As I thumbed through the pages of this journal I began to discover, somewhat uneasily, that this time capsule held more than the idyllic dreamings of my younger self. I continued to thumb through, a slight tightening in my chest and heart. One more flip of the page and there it was: so clearly the unraveling, the shifting from that young girl in a moment.
One turn of the page, and my prose shifts from sweet ideas and haikus around sunsets, lakes, and love to the very real and painful experience of watching my mother die, my family change, my life forever altered. Even my handwriting looks completely different from the start of the journal to the end, a living artifact of a mind wrecked with grief. From prose of romance and a fairy tale heart to darkness and confusion. In some places I slip into third person, too painful I suppose to own the thoughts and feelings at the time.

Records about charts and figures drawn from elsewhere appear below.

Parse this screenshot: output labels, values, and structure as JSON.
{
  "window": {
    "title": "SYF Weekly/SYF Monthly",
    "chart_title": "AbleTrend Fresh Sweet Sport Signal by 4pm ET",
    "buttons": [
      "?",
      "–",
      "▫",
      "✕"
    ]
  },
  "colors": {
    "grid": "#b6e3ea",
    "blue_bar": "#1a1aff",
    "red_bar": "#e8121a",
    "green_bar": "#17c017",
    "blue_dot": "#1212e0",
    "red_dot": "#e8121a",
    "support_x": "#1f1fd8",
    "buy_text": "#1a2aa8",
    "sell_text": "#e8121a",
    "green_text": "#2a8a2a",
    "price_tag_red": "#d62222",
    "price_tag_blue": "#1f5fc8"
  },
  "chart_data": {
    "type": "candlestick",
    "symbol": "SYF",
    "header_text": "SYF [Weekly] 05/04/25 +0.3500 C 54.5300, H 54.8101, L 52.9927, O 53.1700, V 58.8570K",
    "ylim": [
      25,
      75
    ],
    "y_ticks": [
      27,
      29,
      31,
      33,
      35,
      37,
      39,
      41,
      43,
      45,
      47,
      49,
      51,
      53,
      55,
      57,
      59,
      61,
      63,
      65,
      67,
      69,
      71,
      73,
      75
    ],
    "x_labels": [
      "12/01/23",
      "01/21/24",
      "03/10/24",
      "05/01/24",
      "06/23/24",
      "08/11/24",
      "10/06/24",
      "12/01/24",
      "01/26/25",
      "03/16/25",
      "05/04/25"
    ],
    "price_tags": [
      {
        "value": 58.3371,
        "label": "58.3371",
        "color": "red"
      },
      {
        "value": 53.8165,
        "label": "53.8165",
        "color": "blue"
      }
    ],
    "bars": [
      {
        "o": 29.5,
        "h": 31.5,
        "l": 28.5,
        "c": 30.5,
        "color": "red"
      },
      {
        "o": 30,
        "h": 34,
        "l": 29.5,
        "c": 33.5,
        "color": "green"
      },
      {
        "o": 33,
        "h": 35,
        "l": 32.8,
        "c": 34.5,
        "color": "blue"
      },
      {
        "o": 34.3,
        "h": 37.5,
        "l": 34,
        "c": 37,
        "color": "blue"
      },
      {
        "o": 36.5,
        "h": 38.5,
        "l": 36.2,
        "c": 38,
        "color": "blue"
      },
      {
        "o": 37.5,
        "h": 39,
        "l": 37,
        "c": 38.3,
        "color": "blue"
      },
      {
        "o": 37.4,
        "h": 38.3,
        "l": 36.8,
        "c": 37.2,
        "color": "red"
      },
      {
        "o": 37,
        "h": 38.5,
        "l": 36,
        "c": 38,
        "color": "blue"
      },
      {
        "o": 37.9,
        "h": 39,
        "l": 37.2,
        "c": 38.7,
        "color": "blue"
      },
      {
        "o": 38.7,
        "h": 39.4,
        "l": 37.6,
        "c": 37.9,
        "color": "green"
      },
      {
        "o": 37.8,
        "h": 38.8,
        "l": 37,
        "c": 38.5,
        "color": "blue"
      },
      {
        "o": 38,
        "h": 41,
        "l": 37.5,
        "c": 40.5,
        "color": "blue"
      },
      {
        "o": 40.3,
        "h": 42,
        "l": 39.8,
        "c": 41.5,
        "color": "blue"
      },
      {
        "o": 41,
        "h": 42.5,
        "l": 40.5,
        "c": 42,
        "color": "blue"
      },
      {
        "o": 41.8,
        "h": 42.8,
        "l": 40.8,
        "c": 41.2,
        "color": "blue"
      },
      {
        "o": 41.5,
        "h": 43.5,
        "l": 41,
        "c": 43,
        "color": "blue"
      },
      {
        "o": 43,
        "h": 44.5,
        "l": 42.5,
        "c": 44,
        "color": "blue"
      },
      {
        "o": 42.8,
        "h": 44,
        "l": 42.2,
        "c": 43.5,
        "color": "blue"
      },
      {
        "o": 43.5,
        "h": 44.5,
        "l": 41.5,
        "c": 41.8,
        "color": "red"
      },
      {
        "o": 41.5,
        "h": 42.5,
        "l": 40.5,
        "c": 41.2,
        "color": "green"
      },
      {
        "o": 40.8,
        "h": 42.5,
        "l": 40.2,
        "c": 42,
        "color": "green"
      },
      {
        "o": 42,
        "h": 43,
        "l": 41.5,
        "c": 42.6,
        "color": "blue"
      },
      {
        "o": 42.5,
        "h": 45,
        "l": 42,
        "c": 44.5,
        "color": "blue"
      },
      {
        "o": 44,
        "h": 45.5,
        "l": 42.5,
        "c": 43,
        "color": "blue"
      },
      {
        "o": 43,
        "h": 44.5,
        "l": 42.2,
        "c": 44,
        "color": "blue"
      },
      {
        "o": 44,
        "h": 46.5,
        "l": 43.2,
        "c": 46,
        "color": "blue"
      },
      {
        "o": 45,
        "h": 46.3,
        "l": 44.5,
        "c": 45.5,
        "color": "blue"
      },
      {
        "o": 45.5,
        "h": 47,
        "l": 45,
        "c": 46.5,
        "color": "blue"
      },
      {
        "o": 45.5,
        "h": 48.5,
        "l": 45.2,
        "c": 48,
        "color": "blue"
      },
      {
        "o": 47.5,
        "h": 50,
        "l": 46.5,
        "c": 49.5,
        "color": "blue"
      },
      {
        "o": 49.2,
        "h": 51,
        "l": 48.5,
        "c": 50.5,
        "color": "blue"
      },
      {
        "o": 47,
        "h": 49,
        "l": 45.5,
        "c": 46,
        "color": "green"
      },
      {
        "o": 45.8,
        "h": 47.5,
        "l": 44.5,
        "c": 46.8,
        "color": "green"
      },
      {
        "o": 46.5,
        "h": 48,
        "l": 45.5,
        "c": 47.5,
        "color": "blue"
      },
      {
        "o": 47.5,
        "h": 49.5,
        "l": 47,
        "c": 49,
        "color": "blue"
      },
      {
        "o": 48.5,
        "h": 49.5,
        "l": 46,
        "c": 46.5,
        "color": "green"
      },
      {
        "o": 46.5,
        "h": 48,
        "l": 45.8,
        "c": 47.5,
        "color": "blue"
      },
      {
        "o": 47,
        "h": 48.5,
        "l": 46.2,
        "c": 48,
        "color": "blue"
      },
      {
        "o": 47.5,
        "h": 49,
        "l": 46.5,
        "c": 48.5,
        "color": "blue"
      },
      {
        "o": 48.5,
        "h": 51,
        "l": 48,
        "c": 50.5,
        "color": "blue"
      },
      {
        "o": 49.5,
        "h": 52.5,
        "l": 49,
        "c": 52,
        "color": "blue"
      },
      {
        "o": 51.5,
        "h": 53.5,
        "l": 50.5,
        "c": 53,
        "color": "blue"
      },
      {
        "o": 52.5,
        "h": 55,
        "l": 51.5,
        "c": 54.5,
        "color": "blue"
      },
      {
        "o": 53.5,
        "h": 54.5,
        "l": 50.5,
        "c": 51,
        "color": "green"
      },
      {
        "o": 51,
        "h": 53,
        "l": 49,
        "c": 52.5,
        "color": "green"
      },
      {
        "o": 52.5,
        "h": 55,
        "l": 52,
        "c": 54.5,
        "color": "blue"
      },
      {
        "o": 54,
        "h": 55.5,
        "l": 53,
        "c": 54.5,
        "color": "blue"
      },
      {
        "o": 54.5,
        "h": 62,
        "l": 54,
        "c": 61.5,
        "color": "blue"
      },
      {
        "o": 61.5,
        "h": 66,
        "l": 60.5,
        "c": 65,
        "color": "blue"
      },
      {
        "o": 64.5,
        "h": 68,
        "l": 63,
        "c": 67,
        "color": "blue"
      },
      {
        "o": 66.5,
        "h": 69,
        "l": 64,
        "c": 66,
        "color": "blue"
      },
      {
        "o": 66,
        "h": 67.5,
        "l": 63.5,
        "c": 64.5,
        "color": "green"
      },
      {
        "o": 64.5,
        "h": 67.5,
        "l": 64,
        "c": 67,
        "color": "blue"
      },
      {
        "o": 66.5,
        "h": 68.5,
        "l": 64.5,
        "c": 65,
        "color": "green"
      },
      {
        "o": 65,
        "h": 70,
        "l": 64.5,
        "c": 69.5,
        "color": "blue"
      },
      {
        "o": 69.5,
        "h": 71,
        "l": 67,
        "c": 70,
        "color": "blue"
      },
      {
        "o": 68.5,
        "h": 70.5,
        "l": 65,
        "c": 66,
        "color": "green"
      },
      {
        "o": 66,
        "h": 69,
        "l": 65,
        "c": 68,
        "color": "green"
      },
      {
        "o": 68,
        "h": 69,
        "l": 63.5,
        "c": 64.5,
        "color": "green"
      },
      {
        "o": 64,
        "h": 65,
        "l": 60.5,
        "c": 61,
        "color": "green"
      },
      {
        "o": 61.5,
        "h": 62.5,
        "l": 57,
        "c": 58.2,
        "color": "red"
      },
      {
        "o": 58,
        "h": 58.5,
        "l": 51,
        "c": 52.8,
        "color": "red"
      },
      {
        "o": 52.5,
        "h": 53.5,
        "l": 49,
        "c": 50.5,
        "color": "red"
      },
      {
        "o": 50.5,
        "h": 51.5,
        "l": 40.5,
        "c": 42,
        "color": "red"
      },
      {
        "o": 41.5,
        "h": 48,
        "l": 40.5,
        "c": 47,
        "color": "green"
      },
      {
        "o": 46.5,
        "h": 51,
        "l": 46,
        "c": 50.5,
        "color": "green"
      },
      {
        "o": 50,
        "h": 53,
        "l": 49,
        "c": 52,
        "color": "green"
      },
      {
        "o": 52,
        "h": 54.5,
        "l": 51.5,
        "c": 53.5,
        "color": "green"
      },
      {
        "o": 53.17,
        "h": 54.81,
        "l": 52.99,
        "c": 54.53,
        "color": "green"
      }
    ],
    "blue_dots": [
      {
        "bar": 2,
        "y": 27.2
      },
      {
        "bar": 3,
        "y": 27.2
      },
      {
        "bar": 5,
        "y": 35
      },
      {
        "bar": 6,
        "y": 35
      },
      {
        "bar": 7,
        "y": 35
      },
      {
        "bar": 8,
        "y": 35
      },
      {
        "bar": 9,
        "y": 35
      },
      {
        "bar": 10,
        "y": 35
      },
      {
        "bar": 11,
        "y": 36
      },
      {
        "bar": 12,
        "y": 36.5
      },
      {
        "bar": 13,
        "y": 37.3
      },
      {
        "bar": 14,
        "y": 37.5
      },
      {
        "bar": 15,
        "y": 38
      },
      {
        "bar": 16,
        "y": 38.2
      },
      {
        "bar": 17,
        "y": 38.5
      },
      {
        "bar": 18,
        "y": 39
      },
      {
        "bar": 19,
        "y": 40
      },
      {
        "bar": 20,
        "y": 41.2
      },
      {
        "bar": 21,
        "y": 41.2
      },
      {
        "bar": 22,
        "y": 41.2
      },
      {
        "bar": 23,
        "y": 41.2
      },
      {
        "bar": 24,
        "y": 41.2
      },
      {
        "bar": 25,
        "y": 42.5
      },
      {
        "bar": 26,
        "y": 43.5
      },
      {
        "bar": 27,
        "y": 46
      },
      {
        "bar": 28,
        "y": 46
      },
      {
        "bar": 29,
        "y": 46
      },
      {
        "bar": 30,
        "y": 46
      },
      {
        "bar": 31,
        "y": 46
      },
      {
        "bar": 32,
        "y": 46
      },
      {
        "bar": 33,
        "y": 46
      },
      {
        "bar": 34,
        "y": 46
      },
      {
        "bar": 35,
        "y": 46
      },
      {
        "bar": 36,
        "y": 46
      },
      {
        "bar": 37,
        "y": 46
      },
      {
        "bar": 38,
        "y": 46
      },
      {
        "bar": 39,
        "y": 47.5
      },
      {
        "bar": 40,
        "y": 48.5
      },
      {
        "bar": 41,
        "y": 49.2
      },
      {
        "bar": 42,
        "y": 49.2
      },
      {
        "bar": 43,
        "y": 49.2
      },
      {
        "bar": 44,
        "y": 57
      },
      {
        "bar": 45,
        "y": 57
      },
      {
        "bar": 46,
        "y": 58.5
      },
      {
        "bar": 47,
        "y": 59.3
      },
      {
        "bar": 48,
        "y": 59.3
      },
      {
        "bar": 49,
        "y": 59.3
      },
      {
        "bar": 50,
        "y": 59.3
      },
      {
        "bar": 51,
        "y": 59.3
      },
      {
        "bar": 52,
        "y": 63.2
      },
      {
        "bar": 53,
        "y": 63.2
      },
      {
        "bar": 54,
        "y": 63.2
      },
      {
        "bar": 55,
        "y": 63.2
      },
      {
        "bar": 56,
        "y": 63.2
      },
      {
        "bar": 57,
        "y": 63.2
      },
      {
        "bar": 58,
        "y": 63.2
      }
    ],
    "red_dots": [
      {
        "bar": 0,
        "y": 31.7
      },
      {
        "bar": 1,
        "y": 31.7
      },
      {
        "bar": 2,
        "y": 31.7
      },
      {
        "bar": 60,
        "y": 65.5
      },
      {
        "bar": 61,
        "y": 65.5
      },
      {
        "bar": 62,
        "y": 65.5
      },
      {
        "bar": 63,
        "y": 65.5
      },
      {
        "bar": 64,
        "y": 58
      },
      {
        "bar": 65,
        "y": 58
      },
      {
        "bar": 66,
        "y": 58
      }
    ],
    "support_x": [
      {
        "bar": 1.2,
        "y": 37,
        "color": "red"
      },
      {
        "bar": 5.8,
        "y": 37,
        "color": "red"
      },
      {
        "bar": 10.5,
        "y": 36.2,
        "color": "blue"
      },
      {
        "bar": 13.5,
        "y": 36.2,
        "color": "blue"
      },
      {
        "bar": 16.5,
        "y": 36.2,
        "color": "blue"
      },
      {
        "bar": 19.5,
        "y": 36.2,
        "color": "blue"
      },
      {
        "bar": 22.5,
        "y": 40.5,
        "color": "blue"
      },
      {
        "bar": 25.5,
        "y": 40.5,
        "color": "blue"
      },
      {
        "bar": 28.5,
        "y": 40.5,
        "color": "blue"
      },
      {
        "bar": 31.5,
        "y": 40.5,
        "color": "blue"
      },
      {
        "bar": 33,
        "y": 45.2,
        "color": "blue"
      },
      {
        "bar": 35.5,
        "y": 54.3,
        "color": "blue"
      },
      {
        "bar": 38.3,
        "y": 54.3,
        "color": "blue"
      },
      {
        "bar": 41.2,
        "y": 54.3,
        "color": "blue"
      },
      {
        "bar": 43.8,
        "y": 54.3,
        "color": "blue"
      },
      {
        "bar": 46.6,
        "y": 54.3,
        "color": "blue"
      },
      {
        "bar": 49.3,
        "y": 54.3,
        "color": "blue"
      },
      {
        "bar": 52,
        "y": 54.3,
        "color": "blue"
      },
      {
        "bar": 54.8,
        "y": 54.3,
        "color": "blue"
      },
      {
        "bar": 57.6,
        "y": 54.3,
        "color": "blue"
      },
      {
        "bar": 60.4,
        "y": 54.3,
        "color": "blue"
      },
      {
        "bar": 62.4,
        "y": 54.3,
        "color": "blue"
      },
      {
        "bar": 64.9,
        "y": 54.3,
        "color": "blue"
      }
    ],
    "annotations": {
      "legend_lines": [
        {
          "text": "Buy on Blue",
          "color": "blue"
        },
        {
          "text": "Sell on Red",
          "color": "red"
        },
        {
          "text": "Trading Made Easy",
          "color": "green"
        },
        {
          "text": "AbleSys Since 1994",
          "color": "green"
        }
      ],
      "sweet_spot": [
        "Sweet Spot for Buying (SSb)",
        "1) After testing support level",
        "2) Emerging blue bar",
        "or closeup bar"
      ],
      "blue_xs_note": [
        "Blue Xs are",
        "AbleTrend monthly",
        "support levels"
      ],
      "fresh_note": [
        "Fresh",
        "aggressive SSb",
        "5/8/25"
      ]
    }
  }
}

The tense changes from present tense – alive in the moments of each day as a well formed, cheery girl – to past tense: a dissociation from reality as reality became too hard to bear. As I realize what I have stumbled upon, this journal that is my unedited heart on the page, it breaks once more. How long it has taken to stare at this pain directly and acknowledge it. How long it’s taken to forgive myself for being human through the darkest hours of my life to now. How many years I tried so desperately to hide the pain and smile, hoping no one would notice.
I have had friends over the years who have struggled to understand how much changed in my heart and life, and how quickly. Friends who, at the time, wished me back to my old self (how could they not? We were babies, primed for the time of our lives). I now understand the split, the break, the loss of my old self as that time in my life shook me to my bones and threatened to undo me completely: the change that they could see but I couldn’t.
I was aware then that my heart ached with pain because I could no longer call my mother on the phone, hear her voice, catch that singular whiff of garlic on her hands. I didn’t know that I was also losing a version of myself at the time. I didn’t know then that soon there would be things in my life that I could never un-see, un-feel, un-know.
From my perspective I was simply “becoming”.
Shaped into who I am now, casually over time.
The journal tells a different story, a much quicker one. The story of a young girl who believed in fairy tale endings until – with the turn of a page – she didn’t. Overnight. Seemingly without warning. I can look back on that young girl with compassion now, forgiveness. I have finally found the strength to own the pain that I tried so hard to run from back then, the darkness, my first deep glimpse into the flip side of a heart filled with joy. I can honor her pain, the layers of loss I couldn’t understand at the time. I welcome her home.
The smokestacks are raging steam,
Billowing white into the crisp stillness
Of the ink black sky.
Yellow sparkling alters smile down,
Blinking approvingly from heaven.
So I blew a kiss to the moon (and you)
And it winked at me.
The nightly freight train finally whispered
past the window,
Passing with silent weight
through my night.
It’s right there, just on the other side.
I cannot touch it, and I cannot touch you,
Only the thought of you –
Here, sewn to me with silver,
Breathing light into darkness,
Paying silent homage with me, to life.